In sintesi quanto è accaduto l'11 marzo nel paese iberico è solo l'ultimo episodio di una guerra feroce in cui la penetrazione di Washington in Medio Oriente, finalizzata all'acquisizione di un vantaggio competitivo sui propri potenziali concorrenti, trova una forte resistenza nelle classi dominanti arabo-islamiche minacciate di scomparsa. Una guerra tra dominanti più potenti (e più moderni) e meno potenti, ma sempre tra dominanti. Il tutto in barba alle teorizzazioni di alcuni settori antimperialisti nostrani sulle "masse arabo-islamiche" e sul loro potenziale anticapitalistico.

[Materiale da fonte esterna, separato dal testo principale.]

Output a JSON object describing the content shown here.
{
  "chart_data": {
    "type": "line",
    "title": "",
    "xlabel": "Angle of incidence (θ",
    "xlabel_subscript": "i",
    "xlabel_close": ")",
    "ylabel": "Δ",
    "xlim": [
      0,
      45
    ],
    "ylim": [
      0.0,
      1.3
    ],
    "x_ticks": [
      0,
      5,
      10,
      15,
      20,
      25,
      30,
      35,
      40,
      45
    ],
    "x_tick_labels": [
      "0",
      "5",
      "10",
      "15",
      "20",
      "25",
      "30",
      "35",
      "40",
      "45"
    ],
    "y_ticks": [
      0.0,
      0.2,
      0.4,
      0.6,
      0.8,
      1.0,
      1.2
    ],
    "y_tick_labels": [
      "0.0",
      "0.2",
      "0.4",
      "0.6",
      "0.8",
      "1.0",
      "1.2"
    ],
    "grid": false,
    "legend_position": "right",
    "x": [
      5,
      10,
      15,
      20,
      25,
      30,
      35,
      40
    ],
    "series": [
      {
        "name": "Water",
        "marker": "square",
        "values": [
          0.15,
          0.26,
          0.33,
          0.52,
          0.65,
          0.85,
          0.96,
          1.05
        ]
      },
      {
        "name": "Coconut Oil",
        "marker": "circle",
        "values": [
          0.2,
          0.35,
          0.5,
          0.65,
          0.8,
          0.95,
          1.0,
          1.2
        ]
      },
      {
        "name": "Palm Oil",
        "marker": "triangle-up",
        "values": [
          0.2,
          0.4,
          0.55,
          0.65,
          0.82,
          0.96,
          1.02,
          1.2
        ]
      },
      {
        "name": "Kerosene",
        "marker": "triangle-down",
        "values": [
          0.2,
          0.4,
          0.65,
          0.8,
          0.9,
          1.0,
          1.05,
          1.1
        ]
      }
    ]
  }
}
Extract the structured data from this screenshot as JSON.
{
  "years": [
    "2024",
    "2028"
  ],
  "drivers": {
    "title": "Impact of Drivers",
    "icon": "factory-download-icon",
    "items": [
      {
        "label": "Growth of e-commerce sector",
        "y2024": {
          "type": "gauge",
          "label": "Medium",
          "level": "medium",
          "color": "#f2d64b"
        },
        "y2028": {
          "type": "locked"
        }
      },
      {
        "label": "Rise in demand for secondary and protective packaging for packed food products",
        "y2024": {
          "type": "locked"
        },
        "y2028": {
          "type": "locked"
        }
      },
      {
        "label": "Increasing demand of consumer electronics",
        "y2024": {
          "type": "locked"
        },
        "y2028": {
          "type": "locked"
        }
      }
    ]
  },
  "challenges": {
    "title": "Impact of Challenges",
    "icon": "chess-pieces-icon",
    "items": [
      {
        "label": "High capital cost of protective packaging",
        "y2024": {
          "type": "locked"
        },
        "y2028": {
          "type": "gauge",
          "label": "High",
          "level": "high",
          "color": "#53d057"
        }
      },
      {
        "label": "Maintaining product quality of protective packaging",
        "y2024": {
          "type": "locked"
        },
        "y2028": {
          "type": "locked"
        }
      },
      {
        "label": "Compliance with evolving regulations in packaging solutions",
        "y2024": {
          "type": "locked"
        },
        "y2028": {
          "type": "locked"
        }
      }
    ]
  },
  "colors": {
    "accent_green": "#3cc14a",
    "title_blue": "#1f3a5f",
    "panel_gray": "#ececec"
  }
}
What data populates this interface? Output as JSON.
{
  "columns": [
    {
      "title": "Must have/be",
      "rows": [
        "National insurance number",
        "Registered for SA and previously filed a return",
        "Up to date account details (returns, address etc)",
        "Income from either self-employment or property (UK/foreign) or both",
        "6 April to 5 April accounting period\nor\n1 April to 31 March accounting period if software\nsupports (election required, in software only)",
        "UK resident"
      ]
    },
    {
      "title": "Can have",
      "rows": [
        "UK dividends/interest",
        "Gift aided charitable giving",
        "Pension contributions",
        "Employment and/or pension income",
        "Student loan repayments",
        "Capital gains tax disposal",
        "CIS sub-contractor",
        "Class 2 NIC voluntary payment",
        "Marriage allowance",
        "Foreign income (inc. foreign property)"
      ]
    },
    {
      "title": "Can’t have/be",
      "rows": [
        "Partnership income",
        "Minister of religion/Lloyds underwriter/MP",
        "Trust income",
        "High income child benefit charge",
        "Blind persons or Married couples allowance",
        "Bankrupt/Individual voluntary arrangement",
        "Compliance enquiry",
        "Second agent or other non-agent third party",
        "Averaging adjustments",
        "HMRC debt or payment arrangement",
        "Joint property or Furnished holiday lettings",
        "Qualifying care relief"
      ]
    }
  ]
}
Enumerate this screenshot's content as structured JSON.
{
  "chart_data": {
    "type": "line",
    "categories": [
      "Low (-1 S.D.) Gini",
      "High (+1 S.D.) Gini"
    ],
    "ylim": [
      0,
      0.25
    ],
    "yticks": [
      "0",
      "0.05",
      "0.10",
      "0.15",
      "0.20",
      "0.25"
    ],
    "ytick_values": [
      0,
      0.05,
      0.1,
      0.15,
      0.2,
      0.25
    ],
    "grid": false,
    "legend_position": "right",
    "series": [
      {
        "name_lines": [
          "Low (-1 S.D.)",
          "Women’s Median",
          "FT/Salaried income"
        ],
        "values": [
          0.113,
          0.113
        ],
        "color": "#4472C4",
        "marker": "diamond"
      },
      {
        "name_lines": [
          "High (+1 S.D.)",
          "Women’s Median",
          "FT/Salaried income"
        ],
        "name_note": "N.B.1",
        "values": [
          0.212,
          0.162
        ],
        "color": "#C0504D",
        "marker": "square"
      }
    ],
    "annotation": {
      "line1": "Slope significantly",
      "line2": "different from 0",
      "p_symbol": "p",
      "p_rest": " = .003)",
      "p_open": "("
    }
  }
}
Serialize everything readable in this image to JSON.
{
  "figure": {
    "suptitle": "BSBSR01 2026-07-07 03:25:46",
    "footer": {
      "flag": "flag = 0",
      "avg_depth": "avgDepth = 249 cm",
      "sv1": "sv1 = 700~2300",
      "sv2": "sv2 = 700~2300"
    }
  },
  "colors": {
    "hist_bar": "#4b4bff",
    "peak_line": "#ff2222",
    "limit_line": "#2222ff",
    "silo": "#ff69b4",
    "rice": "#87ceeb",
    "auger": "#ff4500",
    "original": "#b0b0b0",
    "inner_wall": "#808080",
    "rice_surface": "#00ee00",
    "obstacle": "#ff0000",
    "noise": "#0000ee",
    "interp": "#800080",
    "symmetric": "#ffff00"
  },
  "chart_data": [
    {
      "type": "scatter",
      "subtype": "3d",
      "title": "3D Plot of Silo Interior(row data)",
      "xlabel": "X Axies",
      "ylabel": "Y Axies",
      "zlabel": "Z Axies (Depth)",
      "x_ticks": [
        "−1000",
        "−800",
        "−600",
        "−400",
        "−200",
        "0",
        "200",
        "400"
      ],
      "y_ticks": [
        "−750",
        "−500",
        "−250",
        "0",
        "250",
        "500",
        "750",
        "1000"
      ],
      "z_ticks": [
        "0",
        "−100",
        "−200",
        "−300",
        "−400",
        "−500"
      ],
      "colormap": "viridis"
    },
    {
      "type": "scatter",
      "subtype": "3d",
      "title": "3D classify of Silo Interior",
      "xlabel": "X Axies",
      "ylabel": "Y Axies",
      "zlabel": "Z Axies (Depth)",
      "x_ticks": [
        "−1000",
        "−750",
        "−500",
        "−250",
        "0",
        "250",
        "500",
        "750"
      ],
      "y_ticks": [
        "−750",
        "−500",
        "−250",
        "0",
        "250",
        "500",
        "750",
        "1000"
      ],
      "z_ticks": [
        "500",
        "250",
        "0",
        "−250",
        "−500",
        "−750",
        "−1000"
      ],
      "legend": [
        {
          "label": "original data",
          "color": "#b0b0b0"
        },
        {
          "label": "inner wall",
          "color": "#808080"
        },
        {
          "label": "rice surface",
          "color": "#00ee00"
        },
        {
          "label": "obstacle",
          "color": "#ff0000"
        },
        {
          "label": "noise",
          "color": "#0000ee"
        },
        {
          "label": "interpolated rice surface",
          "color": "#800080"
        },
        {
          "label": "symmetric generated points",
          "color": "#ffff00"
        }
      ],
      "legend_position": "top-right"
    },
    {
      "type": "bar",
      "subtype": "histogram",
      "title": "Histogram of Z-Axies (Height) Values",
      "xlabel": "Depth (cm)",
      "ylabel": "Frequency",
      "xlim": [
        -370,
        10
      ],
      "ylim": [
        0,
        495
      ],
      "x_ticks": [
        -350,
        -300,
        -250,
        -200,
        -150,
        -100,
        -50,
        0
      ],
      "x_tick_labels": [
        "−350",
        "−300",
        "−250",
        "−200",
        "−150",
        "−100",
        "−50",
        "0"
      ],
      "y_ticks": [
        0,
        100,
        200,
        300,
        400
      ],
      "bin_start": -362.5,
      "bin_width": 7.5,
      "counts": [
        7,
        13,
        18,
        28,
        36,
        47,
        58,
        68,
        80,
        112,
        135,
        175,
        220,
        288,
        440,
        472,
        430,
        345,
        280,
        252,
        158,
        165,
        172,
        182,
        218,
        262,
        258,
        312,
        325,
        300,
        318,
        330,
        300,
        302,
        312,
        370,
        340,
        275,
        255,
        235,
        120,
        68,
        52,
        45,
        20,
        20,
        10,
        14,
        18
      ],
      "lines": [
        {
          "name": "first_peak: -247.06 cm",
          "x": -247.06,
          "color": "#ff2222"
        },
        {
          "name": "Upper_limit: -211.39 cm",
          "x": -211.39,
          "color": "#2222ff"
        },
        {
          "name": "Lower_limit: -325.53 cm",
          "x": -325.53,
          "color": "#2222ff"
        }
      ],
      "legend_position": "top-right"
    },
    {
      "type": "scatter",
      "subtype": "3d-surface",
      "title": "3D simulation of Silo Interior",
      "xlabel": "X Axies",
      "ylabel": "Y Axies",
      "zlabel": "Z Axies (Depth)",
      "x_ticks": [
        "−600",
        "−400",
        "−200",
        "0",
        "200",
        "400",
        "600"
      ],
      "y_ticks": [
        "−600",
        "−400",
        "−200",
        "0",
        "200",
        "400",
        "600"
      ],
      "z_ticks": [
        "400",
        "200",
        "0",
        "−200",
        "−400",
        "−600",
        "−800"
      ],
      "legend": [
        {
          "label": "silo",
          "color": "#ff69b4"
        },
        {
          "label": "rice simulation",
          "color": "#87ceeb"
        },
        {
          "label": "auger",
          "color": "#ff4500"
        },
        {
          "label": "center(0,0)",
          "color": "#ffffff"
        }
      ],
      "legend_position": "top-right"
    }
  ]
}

Colpisce di questa guerra la ferocia, il recupero della categoria di nemico assoluto, attuato da tutti e due i contendenti. Per entrambi gli schieramenti non esiste distinzione tra combattenti e civili, i cittadini iracheni diventano bersaglio dei bombardamenti angloamericani così come quelli americani o europei lo sono degli attentati di matrice islamica. L'obiettivo è l'imposizione del terrore nelle altrui società. A questo fine non esiste distinzione sui mezzi da adoperare per raggiungerlo, anche perché entrambi i contendenti negano all'altro uno statuto umano pari al proprio. Su questo piano la guerra asimmetrica scopre una fondamentale simmetricità fatta di terrore e morte.

La reazione della popolazione spagnola di fronte all'enormità di quanto accaduto è stata forte e determinata, innanzitutto nei confronti del proprio governo e delle sue menzogne. Queste ultime sono state fondamentali nel determinare la percezione della responsabilità dell'esecutivo e delle sue scelte di politica estera in quanto accaduto, e hanno determinato la vittoria del leader socialista Zapatero con l'ausilio fondamentale dell'astensionismo di sinistra ritornato all'ovile elettorale in seguito all'attentato e alla sua gestione da parte di Aznar e del PP. Questo dato è una conferma che l'opposizione alla guerra è diffusa in un vasto settore della popolazione che trova come unica espressione del proprio rifiuto del coinvolgimento bellico del proprio paese la "vendetta elettorale" da consumare sul governante di turno. Questo è il limite fondamentale del pacifismo europeo che fonda la propria pratica sull'azione di lobbyng verso i partiti della sinistra e di mobilitazione elettorale per condizionare i governi. Limite che, al momento, non sembra in grado di superare.